Jaenichen: US soon to face shortage of merchant mariners

The following is the text of a news release by the U.S. Naval Institute:

(WASHINGTON) — By 2022, the United States will need “70,000 new people” for the nation’s maritime fleet, but the Merchant Marine Academy at Kings Point, N.Y., and the six state maritime academies only graduate 900 per year and are at capacity, Paul Jaenichen Sr., the head of the U.S. Maritime Administration (MarAd), told the House Armed Services seapower and projection forces subcommittee on Tuesday.

He added that even with a new military-to-mariner program for separating service members — and other programs like it — the real issue is how those individuals would get credit for the necessary licenses required. He told the panel American mariners are “also a very aging work force” that could aggravate the shortfall in the future.

Addressing existing requirements for mariners in support of global power projection, Jaenichen said that while the administration can meet the requirement for immediate deployment, “the first crew rotation is critical.” After four to six months, he said, there were “not enough (mariners) for sustained operations.”

He predicted “a perfect storm” after Jan. 1, 2017, when licensing requirements change. For MarAd that means that drawing on a pool of recently retired mariners likely would not be possible. The retired mariners to remain current under the regulations would have to pay for required training out of their own pockets.

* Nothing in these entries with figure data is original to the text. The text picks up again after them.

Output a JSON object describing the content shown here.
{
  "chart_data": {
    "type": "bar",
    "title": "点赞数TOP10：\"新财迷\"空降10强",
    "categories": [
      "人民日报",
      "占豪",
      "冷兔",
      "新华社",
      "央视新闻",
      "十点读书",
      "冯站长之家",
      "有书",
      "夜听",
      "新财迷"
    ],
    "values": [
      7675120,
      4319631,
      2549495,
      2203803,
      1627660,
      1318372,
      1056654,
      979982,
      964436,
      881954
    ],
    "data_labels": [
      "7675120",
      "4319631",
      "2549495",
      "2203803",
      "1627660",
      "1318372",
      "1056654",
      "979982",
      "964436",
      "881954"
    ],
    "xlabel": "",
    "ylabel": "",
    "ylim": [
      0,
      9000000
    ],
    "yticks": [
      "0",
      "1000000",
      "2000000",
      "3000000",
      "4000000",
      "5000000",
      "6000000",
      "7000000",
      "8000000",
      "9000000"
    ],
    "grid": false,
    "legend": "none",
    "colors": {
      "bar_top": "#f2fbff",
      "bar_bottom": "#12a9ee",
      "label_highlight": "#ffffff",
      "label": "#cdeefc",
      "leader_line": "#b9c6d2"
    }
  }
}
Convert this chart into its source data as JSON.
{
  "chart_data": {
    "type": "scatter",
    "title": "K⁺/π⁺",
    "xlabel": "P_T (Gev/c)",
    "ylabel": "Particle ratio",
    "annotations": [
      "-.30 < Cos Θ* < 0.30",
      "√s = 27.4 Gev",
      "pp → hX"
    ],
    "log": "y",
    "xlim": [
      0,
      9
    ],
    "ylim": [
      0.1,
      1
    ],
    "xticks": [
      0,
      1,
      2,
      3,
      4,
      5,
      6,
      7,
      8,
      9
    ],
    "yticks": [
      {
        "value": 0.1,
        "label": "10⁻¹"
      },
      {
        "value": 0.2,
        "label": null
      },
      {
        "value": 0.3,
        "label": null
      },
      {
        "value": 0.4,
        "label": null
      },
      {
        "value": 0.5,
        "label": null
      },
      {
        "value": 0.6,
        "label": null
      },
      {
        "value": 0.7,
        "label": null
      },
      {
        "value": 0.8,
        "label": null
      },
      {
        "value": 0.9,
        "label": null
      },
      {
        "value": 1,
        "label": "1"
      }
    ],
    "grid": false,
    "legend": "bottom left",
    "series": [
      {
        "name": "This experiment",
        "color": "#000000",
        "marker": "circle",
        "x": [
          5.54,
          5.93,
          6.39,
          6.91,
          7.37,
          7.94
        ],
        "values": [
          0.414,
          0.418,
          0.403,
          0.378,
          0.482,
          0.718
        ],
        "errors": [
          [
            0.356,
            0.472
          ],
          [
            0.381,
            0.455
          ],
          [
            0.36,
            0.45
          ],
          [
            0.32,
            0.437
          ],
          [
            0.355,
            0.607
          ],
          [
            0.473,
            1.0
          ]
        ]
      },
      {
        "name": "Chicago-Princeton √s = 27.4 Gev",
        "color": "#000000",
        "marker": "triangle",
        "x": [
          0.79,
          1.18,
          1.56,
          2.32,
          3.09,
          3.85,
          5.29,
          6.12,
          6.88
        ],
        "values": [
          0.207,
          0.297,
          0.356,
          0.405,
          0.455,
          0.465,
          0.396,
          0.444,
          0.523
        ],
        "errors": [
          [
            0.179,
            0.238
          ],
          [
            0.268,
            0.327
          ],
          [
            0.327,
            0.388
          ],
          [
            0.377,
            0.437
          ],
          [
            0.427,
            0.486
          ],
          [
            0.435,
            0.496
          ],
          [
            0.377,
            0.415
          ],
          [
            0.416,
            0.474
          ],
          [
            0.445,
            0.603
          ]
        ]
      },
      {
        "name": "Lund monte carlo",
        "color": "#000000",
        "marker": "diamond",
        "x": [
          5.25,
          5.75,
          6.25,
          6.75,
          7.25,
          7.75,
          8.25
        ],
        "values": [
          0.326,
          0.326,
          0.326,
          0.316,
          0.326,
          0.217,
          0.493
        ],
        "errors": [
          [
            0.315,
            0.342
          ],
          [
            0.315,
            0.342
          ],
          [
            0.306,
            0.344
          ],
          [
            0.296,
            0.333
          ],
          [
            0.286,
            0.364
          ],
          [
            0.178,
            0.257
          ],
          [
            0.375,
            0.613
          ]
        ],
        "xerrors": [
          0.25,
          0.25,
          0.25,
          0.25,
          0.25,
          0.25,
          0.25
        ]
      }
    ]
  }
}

At the same time as that shortage of merchant mariners, the ships in the National Defense Reserve Fleet and its subset, the Ready Reserve Fleet, also are aging — averaging almost 40 years old. Some are steam-powered, needing parts that are no longer made. In the commercial vessels in Maritime Security Program, owners see government cargo contracts — including food-aid shipment and movement of military equipment from Afghanistan and Iraq — declining, and an overcapacity of shipping globally driving prices lower.

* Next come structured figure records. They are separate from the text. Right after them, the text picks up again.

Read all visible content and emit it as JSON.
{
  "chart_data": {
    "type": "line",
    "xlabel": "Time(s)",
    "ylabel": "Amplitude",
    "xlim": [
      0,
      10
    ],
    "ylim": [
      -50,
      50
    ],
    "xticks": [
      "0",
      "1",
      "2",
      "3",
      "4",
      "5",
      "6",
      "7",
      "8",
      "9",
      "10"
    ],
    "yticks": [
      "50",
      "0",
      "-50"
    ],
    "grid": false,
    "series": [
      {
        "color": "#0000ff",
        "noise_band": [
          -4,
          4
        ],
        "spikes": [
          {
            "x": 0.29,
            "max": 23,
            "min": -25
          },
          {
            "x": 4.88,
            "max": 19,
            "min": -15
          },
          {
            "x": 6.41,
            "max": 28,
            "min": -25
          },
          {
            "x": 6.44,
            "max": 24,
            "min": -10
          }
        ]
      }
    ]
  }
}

Like the American-flagged and government-owned fleet, questions surface about the viability of service-life extension spending on training ships. For example, the training ship Empire State is 55 years old and could cost $104 million in a service-life extension program.

Jaenichen said, “The stipend (to American shipowners) is the only place to go” to keep the U.S.-flagged fleet in operation. The administration has asked for $3.1 million per ship as a stipend. He said the industry estimated that it cost $4.6 million more to operate an American ship over an international competitor last year, and the stipend this year would be $5 million.

“Industry has told us that is the right number. The entire global industry is losing money,” he said. He added later in an answer to a question that this loss of business is the prime reason American shippers either scrap vessels or reflag them. “If they are losing money, they are not going to stay” in the Maritime Security Program, which provides the stipends for up to 60 “commercially viable, military useful, privately-owned U.S.-flag vessels and crews operating in international trade.”

Army Lt. Gen. Stephen Lyons, the No. 2 officer in Transportation Command, said, “We’re right at the margin of moderate (to) high risk” in terms of aging ships in the Ready Reserve Fleet and the nation’s ability to crew mariners. The Ready Reserve Fleet is made up of government-owned vessels and was created in 1976 “to rapidly deploy equipment and materiel” in times of crisis on combat to humanitarian aid operations.

Jaenichen said the nation needs 40 more ships under its flag to have sufficient mariners to meet military surge capacity.

Lyons added there are questions, based on experiences in earlier conflicts, about the willingness of foreign owners with foreign crews to go into harm’s way to deliver necessary supplies and equipment to American forces operating in combat.

Both argued against repealing the 1920 Jones Act, designed to keep American maritime industry competitive. U.S. shipyards now have 32 vessels on their books, including two roll-on, roll-off cargo ships, Jaenichen said. “If you take away the building (in American shipyards) requirement,” the effect “would be traumatic” on the maritime industrial base and “not something that can be recovered quickly.”

The Maritime Administration is hoping to release for public comment a strategic maritime assessment document in a few months. It will be the first such document in decades.